SELECT type, actor.login, org.login, created_at FROM `githubarchive.year.20*` WHERE repo.name = 'root-project/root';
(Selecting githubarchive.year.20*
tables gets all of them because the archive only dates back to 2017. In fact, GitHub itself is entirely 21st century.)
The three Jupyter notebooks, analysis/analysis-1.ipynb, analysis/analysis-2.ipynb, and analysis/analysis-3.ipynb, assume that these source files are in particular directories (prefixed by /home/jpivarski
), so you'll need to do some edits.
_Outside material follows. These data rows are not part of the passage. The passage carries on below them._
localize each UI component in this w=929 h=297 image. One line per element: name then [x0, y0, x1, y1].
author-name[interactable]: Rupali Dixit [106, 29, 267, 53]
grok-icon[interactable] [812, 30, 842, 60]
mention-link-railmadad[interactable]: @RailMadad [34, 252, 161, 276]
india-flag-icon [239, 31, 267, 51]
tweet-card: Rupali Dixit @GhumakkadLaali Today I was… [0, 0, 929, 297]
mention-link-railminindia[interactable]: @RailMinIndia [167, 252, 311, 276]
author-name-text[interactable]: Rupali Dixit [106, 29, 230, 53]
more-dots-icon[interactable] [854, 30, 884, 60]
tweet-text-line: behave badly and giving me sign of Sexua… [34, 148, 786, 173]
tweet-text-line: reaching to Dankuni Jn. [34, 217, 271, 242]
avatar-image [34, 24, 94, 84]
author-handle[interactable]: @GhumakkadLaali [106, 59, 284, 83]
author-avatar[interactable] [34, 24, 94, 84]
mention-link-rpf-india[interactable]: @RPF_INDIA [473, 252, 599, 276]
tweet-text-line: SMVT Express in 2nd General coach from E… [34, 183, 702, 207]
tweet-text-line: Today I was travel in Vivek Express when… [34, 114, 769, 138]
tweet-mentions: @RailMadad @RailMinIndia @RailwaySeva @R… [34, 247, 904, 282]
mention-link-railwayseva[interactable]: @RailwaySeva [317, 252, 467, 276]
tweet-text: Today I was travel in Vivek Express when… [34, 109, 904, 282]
These notebooks create new files used by subsequent notebooks, so the order matters.
Also, rather early in the first notebook, there's a cut against "fake non-forks." We had selected repos in which GitHub's "fork"
boolean was set to false
, but still some repos are clearly not the user's own. This isn't a big deal for plots in which each repo counts with a weight of 1, but some of the new plots count each file with a weight of 1, and the fake non-forks have a lot of files in them. At first (see notebook), I thought I could identify them by variance of file ages, thinking that users just copy-pasted all of the files at once, but no: in all cases that I saw, they preserved the git history. The file dates are therefore a broad distribution, but fake non-forks can be distinguished by the committer names, which are not equal to the user who owns the repo.
The GitHub API has a way to get a list of contributors, though it's one request per repo, and it would take a long time to ask for this information for tens of thousands of repos, due to the rate limit. Therefore, I selected only the ones whose "size"
is greater than 10000
. I don't know what the units are on this size, whether it represents compressed or uncompressed, whether it includes history (though it very likely does), but this cut selects the top 10% or so of repos, which are the only ones I'm worried about anyway. analysis/analysis-1.ipynb uses the output of these files to plot the "fraction of commits self-authored" with a peak below 1%, representing the fake non-forks. The notebook explicitly lists the repos that go into cmssw_repo_exclude
and root_repo_exclude
, but for completeness, I've also made the GitHub API contributor data downloadable:
- 949.4 KB https://pivarski-princeton.s3.amazonaws.com/GitHub-CMSSW-user-nonfork-raw-data-1Mcut-contributors.tgz
- 570.3 KB https://pivarski-princeton.s3.amazonaws.com/GitHub-ROOT-user-nonfork-raw-data-1Mcut-contributors.tgz
This is another use of the GitHub API. Starting from the list of user names in usernames.txt
, I requested every user's profile.
for x in `cat usernames.txt`; do echo $x; if ! test -f user-profiles/$x.json; then curl -s -u USERNAME:TOKEN https://api.github.com/users/$x > user-profiles/$x.json ; sleep 0.2; fi; done
This shell script has if ! test -f user-profiles/$x.json; then curl ...
in it so that I could stop it and restart it when it got stuck. It consists of thousands of HTTP requests.
I pulled the "bio"
field out of each profile, ran a stop-word analysis on it using NLTK,
import nltk.tokenize, nltk.corpus, string, json, glob
stopwords = set(nltk.corpus.stopwords.words("english")).union(set(string.punctuation))
bios = [json.load(open(filename)).get("bio") for filename in glob.glob("user-profiles/*.json")]
bios = [x for x in bios if x is not None and x != ""]
" ".join([x for x in nltk.tokenize.word_tokenize(" ".join(bios).lower()) if x not in stopwords])
and then pasted the resulting text into https://www.jasondavies.com/wordcloud/. I used the Archimedean spiral, √n scale, 5 orientations from -30 to 30 degrees, 250 words, set the font to sans and downloaded an SVG. It is important to pick a boring font like sans, or else the SVG will be unreadable.
As you can see, it would be a lot of effort to reproduce this analysis exactly the way it was done before, but I think it would be more interesting to make improvements, anyway. Some of these steps could be formalized into push-button machinery, but large disk and compute resources would be needed to do that routinely.